In the meantime, Julian Mellentin, author of a new report, “Failures – and what you can learn from them”, published by New Nutrition Business,  said there are about 10 common causes of failure in the business of nutrition and health and “many plant meat makers have made most of them”.

He researched the financials of a sample of 100 plant-based meat brands in Europe, the United States, Canada, Australia and New Zealand.

“Not one was showing any sign of making a profit, even after five or more years in business,” Mellentin said. 

“And those with the fastest-growing sales also had the fastest-growing losses.”

He said they all shared several of the most common strategy mistakes.

These included forgetting that taste and texture matter most, jumping straight to mass production and over-estimating the size of the opportunity.

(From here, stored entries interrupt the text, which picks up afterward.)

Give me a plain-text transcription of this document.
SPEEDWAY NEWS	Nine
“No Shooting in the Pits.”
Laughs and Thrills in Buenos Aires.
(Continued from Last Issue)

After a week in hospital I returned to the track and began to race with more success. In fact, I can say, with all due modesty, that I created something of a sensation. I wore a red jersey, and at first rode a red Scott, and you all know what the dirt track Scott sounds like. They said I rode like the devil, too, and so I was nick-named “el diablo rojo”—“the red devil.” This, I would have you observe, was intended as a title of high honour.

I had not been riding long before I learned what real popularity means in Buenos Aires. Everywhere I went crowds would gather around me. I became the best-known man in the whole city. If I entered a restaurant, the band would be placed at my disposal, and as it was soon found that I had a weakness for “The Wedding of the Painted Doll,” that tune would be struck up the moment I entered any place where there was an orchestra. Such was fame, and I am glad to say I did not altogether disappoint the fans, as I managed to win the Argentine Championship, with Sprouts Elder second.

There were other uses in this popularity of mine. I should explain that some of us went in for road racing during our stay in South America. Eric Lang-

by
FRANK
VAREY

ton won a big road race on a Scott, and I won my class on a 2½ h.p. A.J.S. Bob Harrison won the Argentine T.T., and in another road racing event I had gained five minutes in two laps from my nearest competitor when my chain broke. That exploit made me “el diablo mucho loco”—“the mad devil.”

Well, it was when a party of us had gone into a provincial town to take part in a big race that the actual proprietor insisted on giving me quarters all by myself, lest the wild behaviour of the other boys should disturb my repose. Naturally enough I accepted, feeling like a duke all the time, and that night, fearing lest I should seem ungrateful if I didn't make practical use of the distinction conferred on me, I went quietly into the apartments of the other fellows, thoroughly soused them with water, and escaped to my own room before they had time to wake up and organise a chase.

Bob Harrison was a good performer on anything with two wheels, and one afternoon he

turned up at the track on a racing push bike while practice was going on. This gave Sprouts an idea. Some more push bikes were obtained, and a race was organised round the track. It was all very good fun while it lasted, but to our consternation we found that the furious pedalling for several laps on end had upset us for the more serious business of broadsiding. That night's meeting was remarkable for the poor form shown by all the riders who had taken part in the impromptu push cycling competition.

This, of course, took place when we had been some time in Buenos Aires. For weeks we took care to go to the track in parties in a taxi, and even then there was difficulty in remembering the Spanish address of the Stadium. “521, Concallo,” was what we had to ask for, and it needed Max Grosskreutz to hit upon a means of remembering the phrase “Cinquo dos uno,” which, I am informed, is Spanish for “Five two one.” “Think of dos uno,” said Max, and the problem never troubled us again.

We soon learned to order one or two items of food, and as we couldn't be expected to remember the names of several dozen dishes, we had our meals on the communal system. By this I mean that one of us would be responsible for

“Many brands thought they would get straight-line growth. This came from the belief – and it was belief, not evidence-based – that ever more people would become meat reducers. The reality is not simple,” Mellentin said. 

In fact, research shows that growth in the numbers of meat reducers has slowed dramatically. 

The lessons from the plant-based meat segment can be applied to any category. 

“We have just been through a decade in which hundreds of brands have come to market – often based on badly thought-out business models, and often made possible by the exuberance of investors who fell for the ‘build sales and profits will follow’ way of thinking imported from Silicon Valley,” Mellentin said. 

“As economic challenges bite deeper over the next three to five years, the willingness to understand and learn from failures will become a super-power for food industry executives.”